Worried that you missed some game-changing stock market information last month? We've got you covered with some big stories that might not have received the attention they deserved. Read on to learn about the forces shaping the market in the short term so that you can confidently build a portfolio for long-term growth.
1. Powell on 60 Minutes
Federal Reserve Chairman Jerome Powell appeared on 60 Minutes to discuss monetary policy and the recovering economy. Powell reaffirmed previous assertions that the central bank would not raise interest rates anytime soon. He cited high unemployment, especially among lower-income households, as motivation to keep rates low in 2021.
Reading between the lines, we can see softening language and specific references to the level of inflation that could trigger future policy changes. The Fed previously vowed to keep rates low until 2024, but we seem far from that timeline as the economy springs back to life. The Fed is still prioritizing unemployment, but Powell indicated that monetary stimulus would be reduced after inflation consistently exceeded 2% for several periods.
With signs of inflation starting to manifest, this interview validated speculation that rates will rise ahead of schedule. This would put downward pressure on stock prices, especially for growth stocks with high valuations.
2. Economists expect Fed action sooner rather than later
Economists are skeptical about the Fed's timeline, too. A recent survey by Bloomberg revealed that economists expect the Fed to taper its bond purchasing activity in the fourth quarter of this year. This is noteworthy given bond market activity over the past two months. Great economic data and corporate results are telling a lot of smart people that the central bank's publicly disclosed timeline isn't realistic. Don't be one of the investors who is caught off guard if the situation changes too quickly. Set your portfolio up to succeed regardless of the Fed's timing.
3. Great news for retail and distressed industries
First-quarter retail sales increased 14% from year, and March 2021 sales rose nearly 10% from February. Restaurants and bars were an especially bright spot in the data. We shouldn't read too much into that annual growth figure because March 2020 was deeply disrupted by the pandemic, and gasoline prices are substantially higher this year, but this is still important information.
April also saw some encouraging news for industries that have been suffering. American Airlines (AAL -4.11%) is ramping up domestic capacity this summer and planning to operate at 90% of its summer 2019 volume. That's a very bullish sign for travel and hospitality stocks.
Financials are also turning around. The five largest US banks helped kick off earnings season on a good note. They all exceeded estimates, and some completely smashed forecasts. Investment and corporate banking activity were bright spots, so these bellwethers are painting a reassuring picture of economic activity.

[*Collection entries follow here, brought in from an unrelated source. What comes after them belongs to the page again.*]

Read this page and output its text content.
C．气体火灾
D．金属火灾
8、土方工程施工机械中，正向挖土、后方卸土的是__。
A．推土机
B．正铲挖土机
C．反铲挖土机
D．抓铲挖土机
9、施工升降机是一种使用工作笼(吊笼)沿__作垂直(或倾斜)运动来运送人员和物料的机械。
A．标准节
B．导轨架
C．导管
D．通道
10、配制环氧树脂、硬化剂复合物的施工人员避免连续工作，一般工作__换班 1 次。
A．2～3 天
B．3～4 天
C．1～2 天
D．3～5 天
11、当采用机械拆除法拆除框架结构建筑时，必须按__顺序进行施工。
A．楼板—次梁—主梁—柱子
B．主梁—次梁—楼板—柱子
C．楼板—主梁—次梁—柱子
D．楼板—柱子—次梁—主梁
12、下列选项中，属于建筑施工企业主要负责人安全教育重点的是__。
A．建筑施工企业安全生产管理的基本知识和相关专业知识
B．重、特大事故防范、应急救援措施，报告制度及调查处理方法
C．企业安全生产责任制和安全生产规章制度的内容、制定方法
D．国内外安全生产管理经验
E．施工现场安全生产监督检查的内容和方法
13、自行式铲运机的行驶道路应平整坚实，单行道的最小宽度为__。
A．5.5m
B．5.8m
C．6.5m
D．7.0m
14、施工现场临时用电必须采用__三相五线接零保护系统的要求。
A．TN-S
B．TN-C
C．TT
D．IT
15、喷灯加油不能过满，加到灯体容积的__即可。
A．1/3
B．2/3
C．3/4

4. Economic data showed shortages across the supply chain
The Purchasing Managers Index (PMI) is a popular metric for measuring economic activity. Manufacturing PMI for the US reached its highest level since the 1980s, and the newer Services PMI metric hit an all-time high. Surging demand is common across all the largest sectors tracked, and constrained supply is failing to meet that demand. That combination of market forces drives prices higher at every link of the supply chain. It's a clear indicator of consumer price inflation down the road.
5. Whirlpool told us a lot about the state of the economy and consumers
Whirlpool (WHR -1.89%) CEO Marc Bitzer's public statements after the company reported earnings in April told us a lot about where the economy stands. First, the stimulus helped catalyze big-ticket durable goods purchases, which was one of its intended purposes. The appliance manufacturer also absorbed double-digit price increases for raw material and transportation, and it was able to pass them on to the consumer. That's textbook inflation.
A common thread runs through all these stories. We can conclude that the recovery is real and accelerating. It also seems fiscal stimulus has served its intended purpose. Those trends are likely to lead to higher employment and inflation. This is good news for retail stock shareholders and investors playing the reopening trade. It might not end so well for tech-heavy growth investors if the Fed adjusts its timeline. Keep these dynamics in mind as you manage your long-term investment portfolio through the next few months.